A 250 g piece of tin at 99°C is dropped in 100 g of water at 10°C. If the final temperature of the mixture is 20°C, what is the specific heat of the tin?

To find the specific heat of the tin, we can use the principle of heat transfer, which states that the heat lost by the tin is equal to the heat gained by the water.

The heat lost or gained can be calculated using the formula:

Q = m * c * ΔT

Where:
Q = heat lost or gained
m = mass
c = specific heat
ΔT = change in temperature

For the tin:
Mass of tin, m_tin = 250 g
Initial temperature of tin, T_initial_tin = 99°C
Final temperature of mixture, T_final_mixture = 20°C

For the water:
Mass of water, m_water = 100 g
Initial temperature of water, T_initial_water = 10°C
Final temperature of mixture, T_final_mixture = 20°C

First, let's calculate the heat lost by the tin. As the tin cools down, heat is lost.

Q_lost = m_tin * c_tin * (T_initial_tin - T_final_mixture)

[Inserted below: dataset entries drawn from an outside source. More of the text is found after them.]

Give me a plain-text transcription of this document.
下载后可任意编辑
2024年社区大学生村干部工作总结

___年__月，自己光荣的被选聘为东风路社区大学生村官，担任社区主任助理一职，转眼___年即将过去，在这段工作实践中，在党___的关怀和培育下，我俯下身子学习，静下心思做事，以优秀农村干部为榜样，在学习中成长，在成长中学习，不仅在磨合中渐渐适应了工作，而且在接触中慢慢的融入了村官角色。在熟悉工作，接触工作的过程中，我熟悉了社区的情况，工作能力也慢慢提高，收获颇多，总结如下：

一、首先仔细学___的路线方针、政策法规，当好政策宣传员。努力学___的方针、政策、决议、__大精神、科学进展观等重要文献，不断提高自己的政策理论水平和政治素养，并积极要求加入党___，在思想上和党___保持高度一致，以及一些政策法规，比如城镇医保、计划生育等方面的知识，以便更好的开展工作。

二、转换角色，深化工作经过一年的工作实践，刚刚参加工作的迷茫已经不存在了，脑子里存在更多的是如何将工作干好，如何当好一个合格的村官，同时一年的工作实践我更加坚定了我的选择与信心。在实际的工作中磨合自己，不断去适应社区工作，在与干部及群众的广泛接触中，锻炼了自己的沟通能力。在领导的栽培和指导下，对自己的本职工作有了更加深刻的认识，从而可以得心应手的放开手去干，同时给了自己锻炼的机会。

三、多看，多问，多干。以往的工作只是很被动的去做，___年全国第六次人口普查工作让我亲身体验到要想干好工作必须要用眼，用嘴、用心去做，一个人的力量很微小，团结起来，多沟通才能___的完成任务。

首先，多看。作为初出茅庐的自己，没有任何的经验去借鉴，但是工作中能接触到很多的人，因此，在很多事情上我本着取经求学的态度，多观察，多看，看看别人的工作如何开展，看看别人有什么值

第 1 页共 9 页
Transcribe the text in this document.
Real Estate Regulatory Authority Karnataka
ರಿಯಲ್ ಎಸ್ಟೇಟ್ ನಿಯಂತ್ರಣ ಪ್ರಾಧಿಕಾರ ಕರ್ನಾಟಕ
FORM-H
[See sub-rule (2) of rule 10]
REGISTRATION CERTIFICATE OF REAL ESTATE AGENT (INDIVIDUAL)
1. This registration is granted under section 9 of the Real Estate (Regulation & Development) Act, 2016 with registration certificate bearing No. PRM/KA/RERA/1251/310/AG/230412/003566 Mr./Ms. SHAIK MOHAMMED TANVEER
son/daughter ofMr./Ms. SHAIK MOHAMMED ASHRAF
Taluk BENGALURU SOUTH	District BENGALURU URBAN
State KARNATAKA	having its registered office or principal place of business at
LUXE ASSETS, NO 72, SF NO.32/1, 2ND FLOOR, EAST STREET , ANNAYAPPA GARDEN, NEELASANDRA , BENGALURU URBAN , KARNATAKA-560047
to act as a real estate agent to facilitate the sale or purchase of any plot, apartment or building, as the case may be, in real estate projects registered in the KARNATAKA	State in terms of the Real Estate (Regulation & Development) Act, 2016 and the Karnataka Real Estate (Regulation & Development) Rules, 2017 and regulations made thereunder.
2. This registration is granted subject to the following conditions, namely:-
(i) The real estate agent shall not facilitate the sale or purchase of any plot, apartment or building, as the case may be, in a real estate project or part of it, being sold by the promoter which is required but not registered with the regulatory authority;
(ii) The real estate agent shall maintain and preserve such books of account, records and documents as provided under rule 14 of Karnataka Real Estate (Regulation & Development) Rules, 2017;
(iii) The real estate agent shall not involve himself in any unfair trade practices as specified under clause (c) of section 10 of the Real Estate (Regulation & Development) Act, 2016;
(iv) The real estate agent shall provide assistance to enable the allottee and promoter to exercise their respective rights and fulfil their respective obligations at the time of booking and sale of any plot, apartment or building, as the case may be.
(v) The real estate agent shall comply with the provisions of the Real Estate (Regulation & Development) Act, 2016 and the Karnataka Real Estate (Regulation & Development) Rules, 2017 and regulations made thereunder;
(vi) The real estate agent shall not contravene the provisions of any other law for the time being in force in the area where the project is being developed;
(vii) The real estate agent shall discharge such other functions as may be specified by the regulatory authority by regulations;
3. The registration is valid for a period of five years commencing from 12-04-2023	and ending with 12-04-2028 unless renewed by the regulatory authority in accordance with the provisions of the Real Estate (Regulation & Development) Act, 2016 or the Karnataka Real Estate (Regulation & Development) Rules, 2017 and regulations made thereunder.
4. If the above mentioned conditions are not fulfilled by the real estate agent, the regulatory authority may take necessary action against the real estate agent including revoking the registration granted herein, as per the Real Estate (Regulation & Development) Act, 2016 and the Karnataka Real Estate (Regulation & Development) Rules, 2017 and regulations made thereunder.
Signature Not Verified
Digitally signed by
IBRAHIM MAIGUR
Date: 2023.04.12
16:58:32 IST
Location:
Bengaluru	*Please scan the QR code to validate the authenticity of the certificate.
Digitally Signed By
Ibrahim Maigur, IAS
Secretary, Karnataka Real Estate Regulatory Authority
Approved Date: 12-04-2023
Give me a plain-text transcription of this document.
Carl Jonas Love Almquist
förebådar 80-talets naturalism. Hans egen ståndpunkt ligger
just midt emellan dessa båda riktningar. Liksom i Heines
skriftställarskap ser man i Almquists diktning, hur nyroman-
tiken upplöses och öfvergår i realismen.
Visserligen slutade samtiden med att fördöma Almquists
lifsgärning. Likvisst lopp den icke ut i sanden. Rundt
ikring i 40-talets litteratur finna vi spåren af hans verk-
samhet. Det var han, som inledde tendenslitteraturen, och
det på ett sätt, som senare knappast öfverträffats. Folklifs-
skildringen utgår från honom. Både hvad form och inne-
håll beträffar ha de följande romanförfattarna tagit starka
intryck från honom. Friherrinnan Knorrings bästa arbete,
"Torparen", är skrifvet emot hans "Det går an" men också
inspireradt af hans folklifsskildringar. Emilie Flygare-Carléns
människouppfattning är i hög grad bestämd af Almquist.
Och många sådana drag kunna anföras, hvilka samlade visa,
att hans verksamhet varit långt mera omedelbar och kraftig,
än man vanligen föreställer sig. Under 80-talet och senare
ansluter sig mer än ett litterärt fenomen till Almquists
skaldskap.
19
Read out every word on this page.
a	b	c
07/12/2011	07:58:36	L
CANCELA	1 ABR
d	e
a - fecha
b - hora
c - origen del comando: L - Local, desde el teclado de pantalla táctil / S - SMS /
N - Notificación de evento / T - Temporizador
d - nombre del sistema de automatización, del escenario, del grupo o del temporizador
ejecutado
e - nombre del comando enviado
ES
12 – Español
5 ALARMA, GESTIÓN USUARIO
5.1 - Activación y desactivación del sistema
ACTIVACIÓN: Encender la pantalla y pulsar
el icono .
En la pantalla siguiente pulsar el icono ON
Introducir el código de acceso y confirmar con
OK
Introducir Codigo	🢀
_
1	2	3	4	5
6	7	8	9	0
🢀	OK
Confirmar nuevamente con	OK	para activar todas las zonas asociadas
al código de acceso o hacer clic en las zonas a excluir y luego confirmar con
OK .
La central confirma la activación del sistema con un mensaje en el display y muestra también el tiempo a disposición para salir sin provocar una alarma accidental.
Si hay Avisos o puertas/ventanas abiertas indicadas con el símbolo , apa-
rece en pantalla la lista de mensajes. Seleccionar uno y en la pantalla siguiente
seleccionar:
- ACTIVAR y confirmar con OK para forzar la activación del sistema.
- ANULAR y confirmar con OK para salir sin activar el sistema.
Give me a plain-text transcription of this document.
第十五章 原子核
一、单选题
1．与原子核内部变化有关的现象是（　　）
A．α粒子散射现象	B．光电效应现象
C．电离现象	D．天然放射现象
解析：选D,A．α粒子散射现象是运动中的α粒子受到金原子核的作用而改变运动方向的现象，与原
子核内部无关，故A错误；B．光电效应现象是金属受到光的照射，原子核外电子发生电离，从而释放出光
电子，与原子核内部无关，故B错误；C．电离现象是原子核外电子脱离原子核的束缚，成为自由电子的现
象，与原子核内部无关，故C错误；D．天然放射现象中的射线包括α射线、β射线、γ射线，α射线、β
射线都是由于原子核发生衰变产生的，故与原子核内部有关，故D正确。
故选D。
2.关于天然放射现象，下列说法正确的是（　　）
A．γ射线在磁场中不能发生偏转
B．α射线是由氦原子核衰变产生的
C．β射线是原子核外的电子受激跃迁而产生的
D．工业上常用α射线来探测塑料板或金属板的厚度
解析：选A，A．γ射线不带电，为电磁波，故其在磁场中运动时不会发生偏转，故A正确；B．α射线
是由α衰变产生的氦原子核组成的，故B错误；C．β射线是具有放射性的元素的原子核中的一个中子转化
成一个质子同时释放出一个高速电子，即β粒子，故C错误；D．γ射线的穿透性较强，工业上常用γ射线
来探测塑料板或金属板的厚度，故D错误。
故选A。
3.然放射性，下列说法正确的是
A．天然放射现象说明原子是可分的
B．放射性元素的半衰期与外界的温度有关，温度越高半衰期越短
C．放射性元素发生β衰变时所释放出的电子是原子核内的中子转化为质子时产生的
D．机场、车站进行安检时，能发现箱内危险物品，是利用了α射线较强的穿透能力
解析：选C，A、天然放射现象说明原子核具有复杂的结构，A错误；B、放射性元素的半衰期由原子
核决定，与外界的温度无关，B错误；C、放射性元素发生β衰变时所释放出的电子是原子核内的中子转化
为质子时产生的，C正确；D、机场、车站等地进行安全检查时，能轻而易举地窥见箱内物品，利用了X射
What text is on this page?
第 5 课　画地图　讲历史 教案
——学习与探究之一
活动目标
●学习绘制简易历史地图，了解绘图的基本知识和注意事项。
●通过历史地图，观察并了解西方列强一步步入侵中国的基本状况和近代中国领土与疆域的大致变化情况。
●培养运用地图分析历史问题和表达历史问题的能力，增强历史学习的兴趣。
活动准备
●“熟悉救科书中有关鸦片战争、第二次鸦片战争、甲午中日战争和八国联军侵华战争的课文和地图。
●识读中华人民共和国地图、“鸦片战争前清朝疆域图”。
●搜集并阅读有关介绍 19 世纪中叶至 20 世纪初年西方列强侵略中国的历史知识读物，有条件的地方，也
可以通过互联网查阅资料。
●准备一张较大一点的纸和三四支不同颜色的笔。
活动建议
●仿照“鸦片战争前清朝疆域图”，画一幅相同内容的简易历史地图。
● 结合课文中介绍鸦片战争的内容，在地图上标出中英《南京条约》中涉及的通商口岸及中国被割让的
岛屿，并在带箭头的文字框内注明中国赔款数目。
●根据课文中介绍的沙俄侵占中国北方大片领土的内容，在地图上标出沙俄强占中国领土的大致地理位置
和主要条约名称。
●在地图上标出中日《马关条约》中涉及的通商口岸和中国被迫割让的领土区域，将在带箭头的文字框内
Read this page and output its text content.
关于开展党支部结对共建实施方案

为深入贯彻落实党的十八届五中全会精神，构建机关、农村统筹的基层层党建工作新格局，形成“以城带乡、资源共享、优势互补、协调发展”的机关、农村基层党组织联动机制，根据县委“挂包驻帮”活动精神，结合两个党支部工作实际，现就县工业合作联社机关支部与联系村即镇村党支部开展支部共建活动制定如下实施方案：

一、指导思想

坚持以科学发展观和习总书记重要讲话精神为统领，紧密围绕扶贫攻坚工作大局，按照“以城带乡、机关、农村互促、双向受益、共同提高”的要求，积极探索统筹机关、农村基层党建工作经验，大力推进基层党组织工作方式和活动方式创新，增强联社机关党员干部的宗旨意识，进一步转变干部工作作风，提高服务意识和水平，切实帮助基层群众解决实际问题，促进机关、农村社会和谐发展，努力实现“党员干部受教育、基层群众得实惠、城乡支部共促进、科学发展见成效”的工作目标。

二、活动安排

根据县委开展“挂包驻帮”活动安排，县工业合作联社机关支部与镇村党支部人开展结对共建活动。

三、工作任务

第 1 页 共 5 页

Substituting the values, we get:

Q_lost = 250 g * c_tin * (99°C - 20°C)

Next, let's calculate the heat gained by the water. As the water warms up, heat is gained.

Q_gained = m_water * c_water * (T_final_mixture - T_initial_water)

Substituting the values, we get:

Q_gained = 100 g * c_water * (20°C - 10°C)

According to the principle of heat transfer, the heat lost by the tin is equal to the heat gained by the water. Therefore:

Q_lost = Q_gained

250 g * c_tin * (99°C - 20°C) = 100 g * c_water * (20°C - 10°C)

Now, we can solve for the specific heat of the tin, c_tin:

c_tin = (100 g * c_water * (20°C - 10°C)) / (250 g * (99°C - 20°C))

By plugging in the known values, you can calculate the specific heat of the tin.